I reached out to a couple of fellow TrueHoop Network writers who have covered the Nets and Celtics, respectively, to get their thoughts from watching Lawrence Frank and his impact up close over the last few years. Here are their responses:
First, the good: Lawrence Frank is an absolute workhorse; as the Nets head coach, he was constantly watching video and prepping for games. I mean constantly. Basketball is his life. I’d say that gave him a good grasp of match-ups, and more often than not was able to maximize the talent on New Jersey’s roster.
It didn’t always come up roses, though. There were times when he didn’t command the players’ respect, and veterans occasionally tuned him out. While he’s certainly better than Kuester in this regard, I know that’s been an issue in Detroit. On the floor, I never thought his playbook was particularly diverse. That said, a season with Doc Rivers couldn’t have hurt him in either of these areas.
He was bound to get another head coaching job, given how hard he’s worked at this level. I don’t think he’ll change Detroit forever as we know it, but he’s an above-average coach who will always give you more effort than you expect. But that won’t always mean better results.

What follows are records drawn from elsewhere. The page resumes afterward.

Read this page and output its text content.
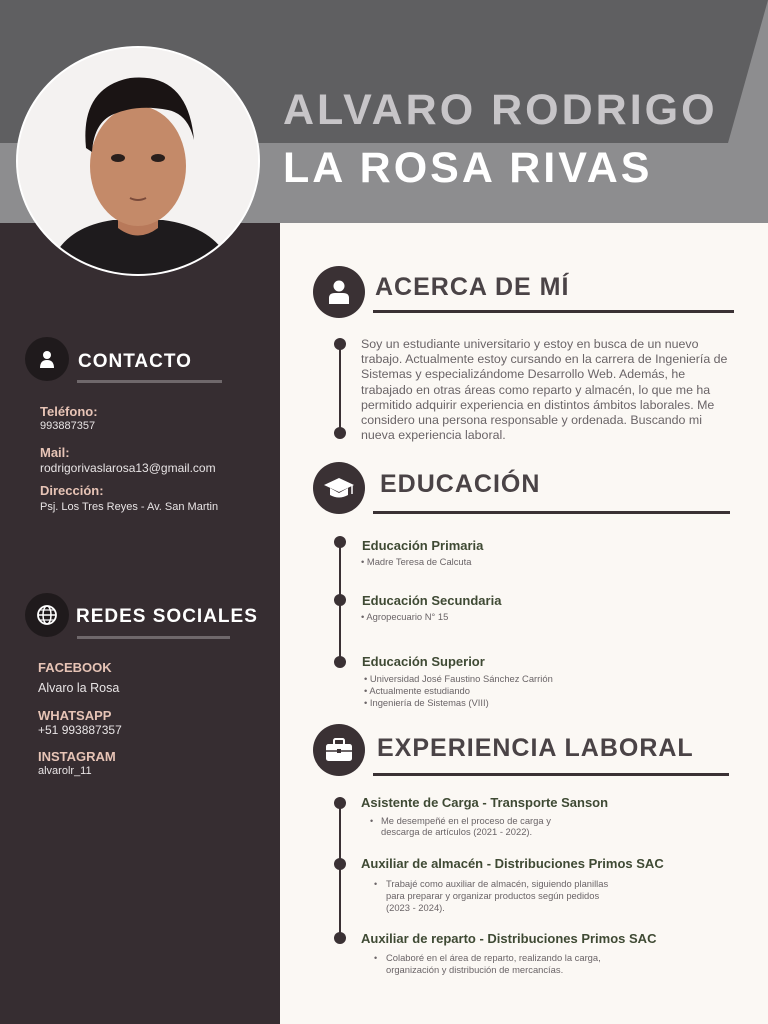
ALVARO RODRIGO
LA ROSA RIVAS
CONTACTO
Teléfono:
993887357
Mail:
rodrigorivaslarosa13@gmail.com
Dirección:
Psj. Los Tres Reyes - Av. San Martin
REDES SOCIALES
FACEBOOK
Alvaro la Rosa
WHATSAPP
+51 993887357
INSTAGRAM
alvarolr_11
ACERCA DE MÍ
Soy un estudiante universitario y estoy en busca de un nuevo trabajo. Actualmente estoy cursando en la carrera de Ingeniería de Sistemas y especializándome Desarrollo Web. Además, he trabajado en otras áreas como reparto y almacén, lo que me ha permitido adquirir experiencia en distintos ámbitos laborales. Me considero una persona responsable y ordenada. Buscando mi nueva experiencia laboral.
EDUCACIÓN
Educación Primaria
• Madre Teresa de Calcuta
Educación Secundaria
• Agropecuario N° 15
Educación Superior
• Universidad José Faustino Sánchez Carrión
• Actualmente estudiando
• Ingeniería de Sistemas (VIII)
EXPERIENCIA LABORAL
Asistente de Carga - Transporte Sanson
• Me desempeñé en el proceso de carga y
descarga de artículos (2021 - 2022).
Auxiliar de almacén - Distribuciones Primos SAC
• Trabajé como auxiliar de almacén, siguiendo planillas
para preparar y organizar productos según pedidos
(2023 - 2024).
Auxiliar de reparto - Distribuciones Primos SAC
• Colaboré en el área de reparto, realizando la carga,
organización y distribución de mercancías.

Watching Lawrence Frank sit on Doc Rivers’s right for a year, it’s pretty clear that he’s capable of being a great head coach, though his work with the Celtics might not appear to speak volumes about his ability to lead a team. He was mostly brought in to maintain the defensive system engineered by Tom Thibodeau and Rivers in previous years, a job that’s really about monitoring details and making sure nothing’s out of place. Frank did the job about as well as it could be done; with every timeout, he was the first coach out on the floor, intercepting players on their way to the bench and making quick tweaks. But beyond his coaching ability, Frank was just as valuable to the Celtics for his personality, which is probably his most relevant asset as a head coach. He’s a very friendly, very funny guy, and he managed to bring the players onto his side by the end of his first day in camp. For the veterans in Boston to listen to you, they have to like you first, and they all really liked Lawrence Frank.